For instance, slightly out of focus in the top left hand corner is a complaint that there was 7d tax on a 1s 6d cinema seat. This tax, introduced in 1916, was controversial right up until its abolition in 1960. With the silver screen the most popular form of entertainment around the time of the Second World War, it was also a very lucrative tax: in 1945, Britain’s cinemas took £115m at the box office of which the Treasury claimed £41m in tax.

Now, look at the chap second from right with balloons on his head, lashings of eyeliner on his face, who is wearing a striped dress which is open at the chest to reveal his ill-fitting bra. Even in the best cross-dressing spirit of British pantomime, this is rather odd.

Indeed, the five-year-old boy in the bottom right hand corner appears extremely, and understandably, concerned by it all. That boy is David Graham, whose wife Evelyn has kindly sent in the picture. David's mother, Florrie, worked as a cleaner at the Odeon and he just happened to be there when a photographer arrived to capture the balloon-and-bra man.

The Odeon shut in 1983 and was demolished in 1994.

“IT was a pleasant surprise,” writes Graham Harland from Barton in North Yorkshire, “to see in Memories 225 a picture of my sprightly 53-year-old father, Bert, of Harland Bros market gardeners, setting-up his stall on Bishop Auckland market in August 1968 in the rain, box in-hand, probably muttering under his breath about people who had nothing better to do than take photographs.”

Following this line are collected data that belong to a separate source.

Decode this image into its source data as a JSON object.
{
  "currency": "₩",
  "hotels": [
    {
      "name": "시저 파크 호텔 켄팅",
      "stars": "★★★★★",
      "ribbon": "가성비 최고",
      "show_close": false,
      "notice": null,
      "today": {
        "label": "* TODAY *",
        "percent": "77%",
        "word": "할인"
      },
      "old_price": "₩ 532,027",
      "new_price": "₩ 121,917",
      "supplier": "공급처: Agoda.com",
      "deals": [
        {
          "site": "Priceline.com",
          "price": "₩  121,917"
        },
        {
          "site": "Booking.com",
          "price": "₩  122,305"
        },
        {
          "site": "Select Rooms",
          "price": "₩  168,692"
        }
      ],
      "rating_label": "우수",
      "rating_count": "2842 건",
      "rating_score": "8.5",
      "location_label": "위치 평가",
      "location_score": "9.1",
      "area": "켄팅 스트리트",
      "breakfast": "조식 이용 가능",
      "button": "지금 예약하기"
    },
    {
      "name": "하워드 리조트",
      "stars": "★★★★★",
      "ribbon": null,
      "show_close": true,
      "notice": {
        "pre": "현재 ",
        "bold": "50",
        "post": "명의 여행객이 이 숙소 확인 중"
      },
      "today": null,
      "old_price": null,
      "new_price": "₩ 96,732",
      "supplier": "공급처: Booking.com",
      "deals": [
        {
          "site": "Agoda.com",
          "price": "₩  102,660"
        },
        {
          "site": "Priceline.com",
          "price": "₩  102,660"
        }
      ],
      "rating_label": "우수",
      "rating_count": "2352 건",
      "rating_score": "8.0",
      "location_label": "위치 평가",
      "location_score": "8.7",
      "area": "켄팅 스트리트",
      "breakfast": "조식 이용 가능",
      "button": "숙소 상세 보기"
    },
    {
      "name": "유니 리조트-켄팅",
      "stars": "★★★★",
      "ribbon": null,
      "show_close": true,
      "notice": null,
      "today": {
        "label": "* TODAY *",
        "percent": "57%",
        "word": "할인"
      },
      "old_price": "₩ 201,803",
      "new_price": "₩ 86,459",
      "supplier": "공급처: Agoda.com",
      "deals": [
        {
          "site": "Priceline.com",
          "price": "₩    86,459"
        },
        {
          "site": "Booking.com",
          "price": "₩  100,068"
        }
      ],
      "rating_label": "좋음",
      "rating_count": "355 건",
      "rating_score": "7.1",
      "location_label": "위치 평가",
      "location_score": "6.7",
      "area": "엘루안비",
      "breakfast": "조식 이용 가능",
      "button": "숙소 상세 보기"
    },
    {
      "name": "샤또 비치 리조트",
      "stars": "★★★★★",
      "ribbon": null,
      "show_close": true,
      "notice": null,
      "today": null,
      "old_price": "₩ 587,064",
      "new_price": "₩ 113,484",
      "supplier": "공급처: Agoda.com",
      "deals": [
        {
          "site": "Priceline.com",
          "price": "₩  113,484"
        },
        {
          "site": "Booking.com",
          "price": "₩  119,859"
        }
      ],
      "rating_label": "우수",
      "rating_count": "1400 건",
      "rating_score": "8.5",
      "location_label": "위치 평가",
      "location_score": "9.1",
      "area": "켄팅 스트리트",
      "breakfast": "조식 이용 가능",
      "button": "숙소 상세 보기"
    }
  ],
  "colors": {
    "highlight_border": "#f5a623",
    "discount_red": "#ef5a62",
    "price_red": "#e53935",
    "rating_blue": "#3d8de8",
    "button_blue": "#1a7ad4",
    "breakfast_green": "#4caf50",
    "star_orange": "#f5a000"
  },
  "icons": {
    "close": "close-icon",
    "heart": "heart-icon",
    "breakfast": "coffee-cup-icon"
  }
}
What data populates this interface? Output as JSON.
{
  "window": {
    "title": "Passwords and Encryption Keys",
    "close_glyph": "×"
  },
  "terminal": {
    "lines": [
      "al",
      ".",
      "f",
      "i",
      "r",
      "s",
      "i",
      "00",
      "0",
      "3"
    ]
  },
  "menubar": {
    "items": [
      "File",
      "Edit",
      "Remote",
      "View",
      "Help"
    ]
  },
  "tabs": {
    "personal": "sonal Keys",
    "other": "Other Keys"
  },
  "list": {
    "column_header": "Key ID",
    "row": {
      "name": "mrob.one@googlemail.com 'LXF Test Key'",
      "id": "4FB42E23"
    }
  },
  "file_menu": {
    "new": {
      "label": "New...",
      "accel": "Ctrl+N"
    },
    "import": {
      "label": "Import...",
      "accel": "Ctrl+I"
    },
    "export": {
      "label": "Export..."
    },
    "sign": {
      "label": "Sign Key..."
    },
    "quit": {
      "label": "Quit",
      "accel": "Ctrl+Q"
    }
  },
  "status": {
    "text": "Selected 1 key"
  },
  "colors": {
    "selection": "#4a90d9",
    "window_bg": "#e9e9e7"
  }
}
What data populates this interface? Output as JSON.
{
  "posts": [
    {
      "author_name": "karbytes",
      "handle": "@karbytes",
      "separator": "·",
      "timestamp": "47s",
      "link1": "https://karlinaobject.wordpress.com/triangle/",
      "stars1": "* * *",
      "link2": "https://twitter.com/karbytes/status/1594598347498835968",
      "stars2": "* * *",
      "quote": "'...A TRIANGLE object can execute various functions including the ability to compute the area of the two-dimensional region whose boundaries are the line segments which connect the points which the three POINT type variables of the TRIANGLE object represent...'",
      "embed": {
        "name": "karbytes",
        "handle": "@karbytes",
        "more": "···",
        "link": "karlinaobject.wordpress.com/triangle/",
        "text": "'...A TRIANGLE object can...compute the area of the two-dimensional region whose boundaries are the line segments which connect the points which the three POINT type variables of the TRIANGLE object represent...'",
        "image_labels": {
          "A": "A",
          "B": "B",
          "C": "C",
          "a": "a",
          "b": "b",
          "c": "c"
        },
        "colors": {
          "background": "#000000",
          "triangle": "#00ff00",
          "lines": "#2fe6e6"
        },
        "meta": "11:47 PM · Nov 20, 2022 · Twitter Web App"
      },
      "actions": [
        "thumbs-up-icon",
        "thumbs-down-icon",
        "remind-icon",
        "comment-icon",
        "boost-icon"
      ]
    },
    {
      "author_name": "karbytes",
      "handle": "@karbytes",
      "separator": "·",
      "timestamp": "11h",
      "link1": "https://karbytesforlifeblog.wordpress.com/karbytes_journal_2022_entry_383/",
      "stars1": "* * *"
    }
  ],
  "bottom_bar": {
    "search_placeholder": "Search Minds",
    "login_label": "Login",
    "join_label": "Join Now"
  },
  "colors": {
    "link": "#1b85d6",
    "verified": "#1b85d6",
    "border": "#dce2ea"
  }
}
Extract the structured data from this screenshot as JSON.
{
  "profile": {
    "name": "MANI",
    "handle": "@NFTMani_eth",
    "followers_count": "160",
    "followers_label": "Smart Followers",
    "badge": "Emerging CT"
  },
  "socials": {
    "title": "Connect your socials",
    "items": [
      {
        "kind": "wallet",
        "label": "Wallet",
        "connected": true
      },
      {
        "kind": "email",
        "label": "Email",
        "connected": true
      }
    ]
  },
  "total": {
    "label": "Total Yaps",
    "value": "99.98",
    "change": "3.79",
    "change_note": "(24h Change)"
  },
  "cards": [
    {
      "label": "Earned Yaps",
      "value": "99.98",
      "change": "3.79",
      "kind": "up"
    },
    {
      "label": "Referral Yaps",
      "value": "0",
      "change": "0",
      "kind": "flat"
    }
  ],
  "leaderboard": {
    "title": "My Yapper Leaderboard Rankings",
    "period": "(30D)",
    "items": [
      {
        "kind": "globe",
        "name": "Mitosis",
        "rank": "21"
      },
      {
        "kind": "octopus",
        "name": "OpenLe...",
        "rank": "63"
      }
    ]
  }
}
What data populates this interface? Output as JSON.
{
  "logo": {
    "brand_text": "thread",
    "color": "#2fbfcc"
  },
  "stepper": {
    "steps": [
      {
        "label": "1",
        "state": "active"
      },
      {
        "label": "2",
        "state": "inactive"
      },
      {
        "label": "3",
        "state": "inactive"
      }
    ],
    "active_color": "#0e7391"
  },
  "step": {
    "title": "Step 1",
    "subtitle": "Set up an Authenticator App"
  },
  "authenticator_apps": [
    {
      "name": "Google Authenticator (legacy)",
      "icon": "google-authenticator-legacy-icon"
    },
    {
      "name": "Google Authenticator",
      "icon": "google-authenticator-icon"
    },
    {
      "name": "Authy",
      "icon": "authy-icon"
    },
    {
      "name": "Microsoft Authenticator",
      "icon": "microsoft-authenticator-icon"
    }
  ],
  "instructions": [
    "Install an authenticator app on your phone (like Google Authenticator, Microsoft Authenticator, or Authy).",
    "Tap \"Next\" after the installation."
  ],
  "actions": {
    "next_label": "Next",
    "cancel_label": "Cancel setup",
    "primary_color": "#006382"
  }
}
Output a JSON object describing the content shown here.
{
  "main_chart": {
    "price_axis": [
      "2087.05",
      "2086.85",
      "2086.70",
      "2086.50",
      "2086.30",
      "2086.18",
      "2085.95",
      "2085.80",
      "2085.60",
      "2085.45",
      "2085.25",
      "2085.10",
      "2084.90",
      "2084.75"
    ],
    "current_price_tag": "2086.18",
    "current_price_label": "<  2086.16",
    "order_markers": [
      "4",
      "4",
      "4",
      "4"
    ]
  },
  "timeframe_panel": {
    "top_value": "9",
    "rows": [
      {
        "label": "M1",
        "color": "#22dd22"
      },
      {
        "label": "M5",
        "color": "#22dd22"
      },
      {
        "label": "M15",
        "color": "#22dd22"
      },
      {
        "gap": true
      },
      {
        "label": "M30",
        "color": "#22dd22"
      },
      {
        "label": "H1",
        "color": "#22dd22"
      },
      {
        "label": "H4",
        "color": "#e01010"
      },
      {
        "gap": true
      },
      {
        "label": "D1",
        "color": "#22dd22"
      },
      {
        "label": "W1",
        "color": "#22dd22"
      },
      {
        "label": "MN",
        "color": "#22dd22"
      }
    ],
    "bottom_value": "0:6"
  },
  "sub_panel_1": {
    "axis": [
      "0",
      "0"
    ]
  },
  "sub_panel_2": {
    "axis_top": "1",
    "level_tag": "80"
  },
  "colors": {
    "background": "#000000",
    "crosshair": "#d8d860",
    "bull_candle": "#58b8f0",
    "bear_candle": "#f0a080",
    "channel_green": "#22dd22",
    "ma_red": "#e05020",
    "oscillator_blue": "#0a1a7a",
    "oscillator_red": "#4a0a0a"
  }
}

He may also have been muttering about the array of no-parking signs and cones on the pavement opposite his stall.

“I can't remember if they were the scourge of the traders or for their benefit: probably the former – things don't change,” says Graham.

The Harlands’ business began in the 1930s in Castle Gardens at Walworth. “The family lived in part of the castle for several years until it was requisitioned by the army during the Second World War,” says Graham. “There were about 2.5 acres of walled gardens with heated walls, espaliered pear trees and box hedges. The entrance was on the back road to Cockerton. There are now some residential developments on the site, but I believe there is still a listed greenhouse there and some old variety apple trees.

“There were four brothers in the business and their main outlets were two markets at Darlington, two at Bishop Auckland, plus Barnard Castle on Wednesdays, and some private customers. They ceased trading in 1985 when Bert was 70, but he actively gardened at home in Darlington for another 22 years before he died in 1997.”

AND there will be more Bishop Auckland memories in future weeks. Many thanks to everyone who has been in touch.